No definite scale of developmental stages has been established despite attempts dating back to the 1930’s. However, some trends in block building do emerge as children get older.
A study by Eleanor Robinson in 1958 found a sequence of activities in block building among children ages three through ten. n6
—stacking and making serial arrangements
—symmetrical and balanced buildings
—complex, detailed structures
In a study by Kenneth Moyer and B. Von Haller Gilner in 1956 with 75 children found that girls outperformed boys at all ages.
Block building has traditionally been established as the boys’ territory, but when girls are encouraged and in some cases provided a separate area or time in the block corner, they play with equal enthusiasm.

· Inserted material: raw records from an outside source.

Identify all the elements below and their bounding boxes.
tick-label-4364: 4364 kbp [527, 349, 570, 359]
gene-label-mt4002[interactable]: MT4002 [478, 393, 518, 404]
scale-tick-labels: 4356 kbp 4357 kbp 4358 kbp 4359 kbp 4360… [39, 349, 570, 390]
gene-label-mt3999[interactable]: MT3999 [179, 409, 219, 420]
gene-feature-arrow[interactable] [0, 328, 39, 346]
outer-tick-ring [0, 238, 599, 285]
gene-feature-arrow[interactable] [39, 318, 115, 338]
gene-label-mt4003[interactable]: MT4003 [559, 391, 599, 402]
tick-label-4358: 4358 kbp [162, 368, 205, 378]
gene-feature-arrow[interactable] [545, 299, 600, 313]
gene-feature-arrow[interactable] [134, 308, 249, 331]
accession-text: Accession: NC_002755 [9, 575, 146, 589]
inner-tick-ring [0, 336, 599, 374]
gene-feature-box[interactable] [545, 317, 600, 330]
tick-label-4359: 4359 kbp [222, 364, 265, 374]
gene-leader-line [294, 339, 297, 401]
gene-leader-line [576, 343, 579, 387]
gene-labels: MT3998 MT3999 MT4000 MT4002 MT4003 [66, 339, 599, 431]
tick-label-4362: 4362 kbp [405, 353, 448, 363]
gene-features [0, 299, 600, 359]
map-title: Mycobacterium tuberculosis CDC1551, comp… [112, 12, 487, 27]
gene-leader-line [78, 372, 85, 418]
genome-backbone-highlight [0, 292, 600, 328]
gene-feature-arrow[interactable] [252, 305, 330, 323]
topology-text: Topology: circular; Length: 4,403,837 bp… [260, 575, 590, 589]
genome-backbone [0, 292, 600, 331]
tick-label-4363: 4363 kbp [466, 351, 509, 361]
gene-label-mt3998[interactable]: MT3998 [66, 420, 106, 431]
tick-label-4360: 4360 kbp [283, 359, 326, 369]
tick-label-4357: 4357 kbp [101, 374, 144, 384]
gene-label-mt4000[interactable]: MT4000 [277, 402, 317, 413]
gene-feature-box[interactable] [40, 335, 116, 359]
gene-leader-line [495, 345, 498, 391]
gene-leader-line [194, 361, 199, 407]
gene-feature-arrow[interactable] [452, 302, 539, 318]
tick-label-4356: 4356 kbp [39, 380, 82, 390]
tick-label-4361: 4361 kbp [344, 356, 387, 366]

A variety of unrelated studies with young children have shown that positive reinforcement resulted in greater creativity in block construction; proximity to the child and not color was the significant factor in choosing blocks; one group preferred flat rectangular blocks to any other shape; girls tend to create enclosed spaces while boys build tall structures; positive behavior including peer cooperation increases when larger numbers of blocks are provided.
Social attitudes toward block play as “babyish” may explain why it is restricted to the early childhood curriculum. As the use of manipulatives gains acceptance this prejudice may diminish so that blocks could be found in intermediate and upper elementary classrooms.